Now that we have the full list of everything Destiny 2 is "vaulting" ie. deleting from the game with Beyond Light, I find myself pondering a question that has plagued the game since the content vault was announced.
What are the ethical or potentially legal implications of deleting previously paid-for content from a video game?
I am not coming on "mad" at Bungie here. In truth, I personally don't really care about most of the stuff going away from a practical standpoint, I just think this is an interesting question in the era of video games in 2020, and "evolving worlds" that have to break long-established rules or risk strangling themselves to death.
The fact of the matter is that Bungie is removing access to more or less two years of content. All of the Red War, Curse of Osiris and Warmind campaigns. Everything in Black Armory, Season of the Drifter and Season of Opulence. The full zones of Io, Titan, Mercury, Mars and everything in Leviathan, from four raids to Menagerie. Really, the only things left from Years 1-2 of Destiny are the EDZ, Nessus and the Tower, the loot we got from those first two years if we kept it (even if it's being "sunset," it's not literally disappearing).
But this is kind of a wild situation because depending on when you got the game, you paid $60 for the base game, and $35 for the expansion pass. That's $95 for content just a few years ago that simply no longer exists.
Think about how this would feel in a different, perhaps non-live service game. You bought Assassin's Creed Odyssey and its DLC. One day you log in to find the map cut in half and all the story missions gone.
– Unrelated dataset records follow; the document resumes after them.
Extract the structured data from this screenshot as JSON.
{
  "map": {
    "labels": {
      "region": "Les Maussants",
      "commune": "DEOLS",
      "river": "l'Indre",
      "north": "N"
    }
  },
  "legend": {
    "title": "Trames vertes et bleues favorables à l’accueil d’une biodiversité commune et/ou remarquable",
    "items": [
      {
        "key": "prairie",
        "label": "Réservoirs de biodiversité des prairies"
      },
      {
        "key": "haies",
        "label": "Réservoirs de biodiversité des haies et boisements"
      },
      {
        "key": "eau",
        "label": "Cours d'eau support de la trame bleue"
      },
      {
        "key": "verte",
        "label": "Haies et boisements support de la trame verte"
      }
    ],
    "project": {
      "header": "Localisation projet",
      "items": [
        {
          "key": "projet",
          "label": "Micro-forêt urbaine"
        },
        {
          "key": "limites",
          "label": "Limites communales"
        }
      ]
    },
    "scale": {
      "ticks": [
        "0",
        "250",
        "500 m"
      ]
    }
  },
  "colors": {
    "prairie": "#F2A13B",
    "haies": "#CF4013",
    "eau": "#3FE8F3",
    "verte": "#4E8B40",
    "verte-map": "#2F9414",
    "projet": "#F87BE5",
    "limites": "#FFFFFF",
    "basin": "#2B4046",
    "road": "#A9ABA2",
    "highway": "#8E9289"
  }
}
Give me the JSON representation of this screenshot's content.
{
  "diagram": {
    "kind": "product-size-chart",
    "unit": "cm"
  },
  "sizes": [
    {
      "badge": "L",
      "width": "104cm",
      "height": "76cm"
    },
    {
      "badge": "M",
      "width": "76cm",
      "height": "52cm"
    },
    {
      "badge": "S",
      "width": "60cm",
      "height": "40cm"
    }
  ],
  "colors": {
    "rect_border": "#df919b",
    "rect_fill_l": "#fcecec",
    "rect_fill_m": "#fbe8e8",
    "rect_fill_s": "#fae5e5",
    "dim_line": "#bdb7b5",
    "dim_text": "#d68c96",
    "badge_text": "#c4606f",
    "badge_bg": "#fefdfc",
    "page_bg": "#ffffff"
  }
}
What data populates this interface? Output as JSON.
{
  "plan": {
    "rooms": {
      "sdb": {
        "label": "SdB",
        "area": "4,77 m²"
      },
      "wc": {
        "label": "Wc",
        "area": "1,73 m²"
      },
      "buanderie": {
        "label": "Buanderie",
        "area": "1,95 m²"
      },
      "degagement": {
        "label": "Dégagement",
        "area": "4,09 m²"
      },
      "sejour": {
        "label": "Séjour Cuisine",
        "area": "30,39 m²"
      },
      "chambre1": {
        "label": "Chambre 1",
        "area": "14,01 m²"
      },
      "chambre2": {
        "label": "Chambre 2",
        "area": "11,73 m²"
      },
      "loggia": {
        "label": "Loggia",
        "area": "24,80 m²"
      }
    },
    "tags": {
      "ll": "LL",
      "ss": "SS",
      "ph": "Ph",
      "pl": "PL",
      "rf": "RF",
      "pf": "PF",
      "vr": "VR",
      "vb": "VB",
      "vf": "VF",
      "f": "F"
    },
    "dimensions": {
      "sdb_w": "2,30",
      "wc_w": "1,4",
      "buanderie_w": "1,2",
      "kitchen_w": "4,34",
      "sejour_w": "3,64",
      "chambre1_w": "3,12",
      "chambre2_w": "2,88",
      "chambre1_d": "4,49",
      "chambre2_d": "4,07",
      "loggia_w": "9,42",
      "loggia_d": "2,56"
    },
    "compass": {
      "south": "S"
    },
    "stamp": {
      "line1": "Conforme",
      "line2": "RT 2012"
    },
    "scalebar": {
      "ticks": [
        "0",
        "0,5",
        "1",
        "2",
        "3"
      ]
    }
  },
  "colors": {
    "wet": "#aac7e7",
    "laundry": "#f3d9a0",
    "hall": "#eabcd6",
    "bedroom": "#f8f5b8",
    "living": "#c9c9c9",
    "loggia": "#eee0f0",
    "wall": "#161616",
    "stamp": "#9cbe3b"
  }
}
That's effectively what's happened here, only in Destiny's case, there's year 3, and now year 4 content to fill the gap.
The problem is Destiny has essentially positioned itself as a subscription service like Netflix, although that was not made clear up front. When you pay $120 a year for Netflix, you understand you are not literally paying to own every title in its library. Things are added, things depart every month.
more at the link
‘Destiny 2’ And The Ethics Of Deleting Two Years Of Paid Content
Now that we have the full list of everything Destiny 2 is “vaulting” we grapple with this question: Is it okay to delete content people have paid for in a game?
www.forbes.com
but this really does say something here for people who bought the game for damn near 100 dollars and then they went free to play etc. I honestly feel like this really is a huge mess and a failed experiment here.
and i get the technical reasons of why they are doing this. but they couldve probally avoided a lot of this by actually making a D3 and being able to justify this kind of thing going forward vs people like me who bought in and paid 60 bucks for it to go free to play etc.